Mummy’s Note:

Good tips on how to control the contents from YouTube for your kids.

Via C Net: How to make YouTube Kids safer for your children

Kids are encountering disturbing videos on the filtered version of the streaming app. What can parents do?

YouTube Kids is has reached the terrible twos. Released in 2015, the free app attempts to eliminate the unseemly parts of YouTube by offering only cartoons, educational shows and other kid-friendly content. Of course, the internet being the internet, people are making fake videos with disturbing content — Peppa Pig drinking bleach, Spider-Man urinating on Elsa from “Frozen,” “PAW Patrol” characters enjoying a strip club — that are slipping through Google’s filters.

Is it no longer safe to park your toddler in front of YouTube Kids while you make dinner? To put the issue in perspective, Google told me that less than 0.005 percent of videos have been removed from YouTube Kids in the past 30 days.

No automated system, Google’s algorithms included, is perfect, but the YouTube Kids app offers a few parental controls that can help reduce the risk of your child stumbling across objectionable content.

Beyond parental controls, one missing feature that could eliminate the risk is playlists. It would be helpful to set up a playlist of videos you’ve screened yourself. If your kids are like mine, they enjoy repeated viewings of their favorite shows and wouldn’t mind being restricted to a playlist of prescreened videos.

That aside, here are a few steps you can take to make YouTube Kids a bit less of a minefield.

Turn off search

YouTube Kids lets a child search by typing or speaking, but being able to search for videos puts a greater number of them within reach. Disable the search function, and your kid will be recommended a smaller fraction of videos selected by Google’s algorithms. According to The New York Times, “Most of the videos flagged by parents were uploaded to YouTube in recent months by anonymous users with names like Kids Channel TV and Super Moon TV.”

To turn off search, tap the lock icon in the lower-right, enter a passcode, tap Settings, tap your kid’s profile, and then toggle off Search settings. You can set up separate profiles for each of your kids, which lets you enable search for one but not the other.

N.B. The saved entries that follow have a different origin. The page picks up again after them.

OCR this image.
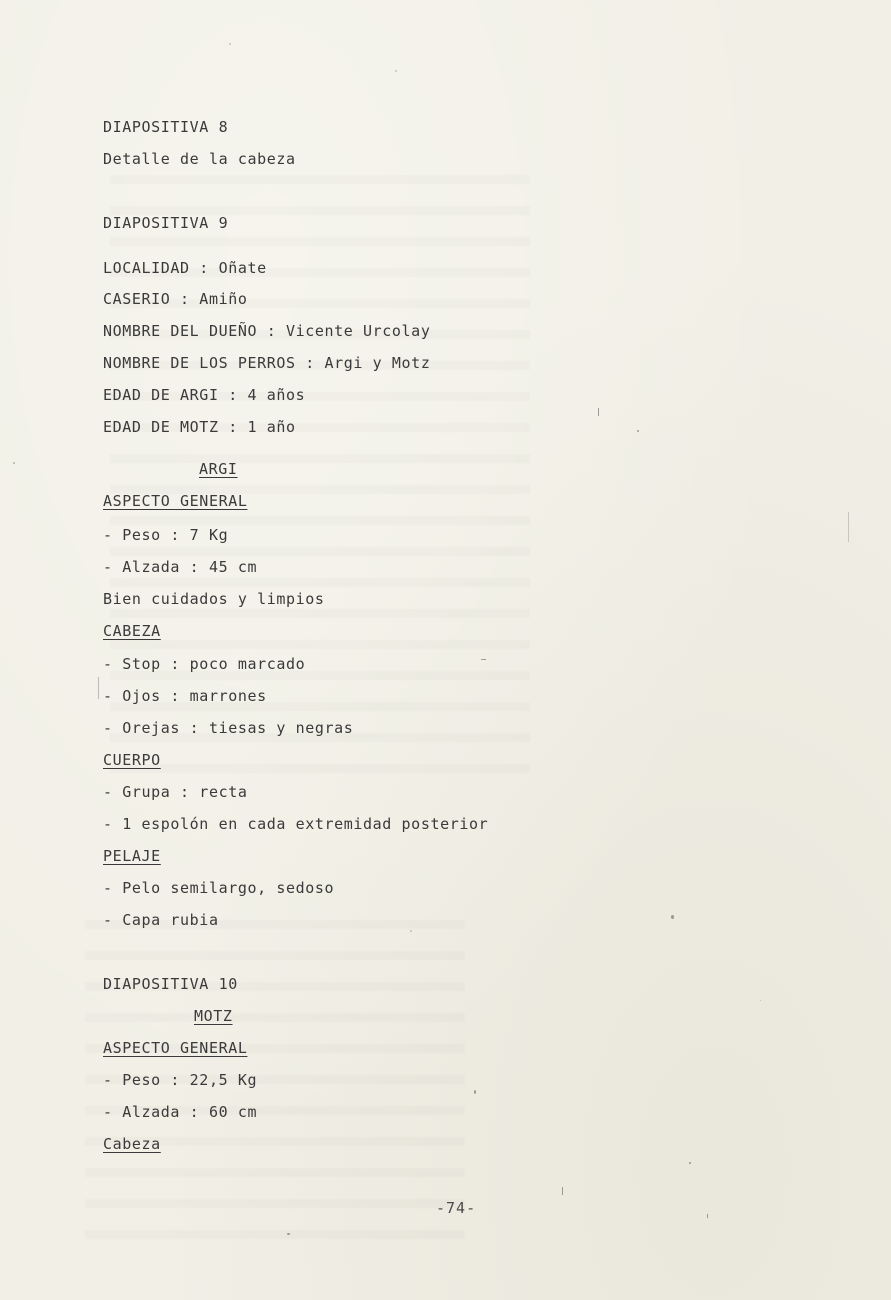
DIAPOSITIVA 8
Detalle de la cabeza
DIAPOSITIVA 9
LOCALIDAD : Oñate
CASERIO : Amiño
NOMBRE DEL DUEÑO : Vicente Urcolay
NOMBRE DE LOS PERROS : Argi y Motz
EDAD DE ARGI : 4 años
EDAD DE MOTZ : 1 año
ARGI
ASPECTO GENERAL
- Peso : 7 Kg
- Alzada : 45 cm
Bien cuidados y limpios
CABEZA
- Stop : poco marcado
- Ojos : marrones
- Orejas : tiesas y negras
CUERPO
- Grupa : recta
- 1 espolón en cada extremidad posterior
PELAJE
- Pelo semilargo, sedoso
- Capa rubia
DIAPOSITIVA 10
MOTZ
ASPECTO GENERAL
- Peso : 22,5 Kg
- Alzada : 60 cm
Cabeza
-74-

Screenshot by Matt Elliott/CNET

Set custom passcode

To get into settings, you need to enter a four-digit passcode by simply entering the numbers that are spelled out on the Parents only screen. If your child can read, you might want to set a custom passcode that would prevent them from getting into settings and re-enabling search. On the Parents only screen, you’ll find a button to set my own passcode.

Screenshot by Matt Elliott/CNET

Report and block objectionable videos

If your child comes screaming into the kitchen after finding a disturbing video, you can block it so it won’t resurface again later. You can also report it. YouTube Kids has a team that reviews flagged videos around the clock. I suggest you both block and report videos you find offensive.

To block a video, tap the triple-dot button and then tap block. You can block just the video you are currently watching, or if you think the publisher is fishy, then you can block the whole channel.

Screenshot by Matt Elliott/CNET

To flag a video, tap the triple-dot button of the video that’s playing and then tap Report. You can report it as having inappropriate audio, inappropriate visuals or other.

Screenshot by Matt Elliott/CNET

Switch to Nick Jr., Noggin or another app

YouTube isn’t the only source of video content on the internet. If the current situation with YouTube Kids has you freaked out, switch to another kid-friendly video app such as Nick Jr., Noggin or PBS Kids. You could also use Netflix — you can set up a “for kids under 12” profile that’s separate from yours. Because you certainly don’t want your kids watching “Mindhunter” any more than you want them to watch Peppa Pig drink bleach.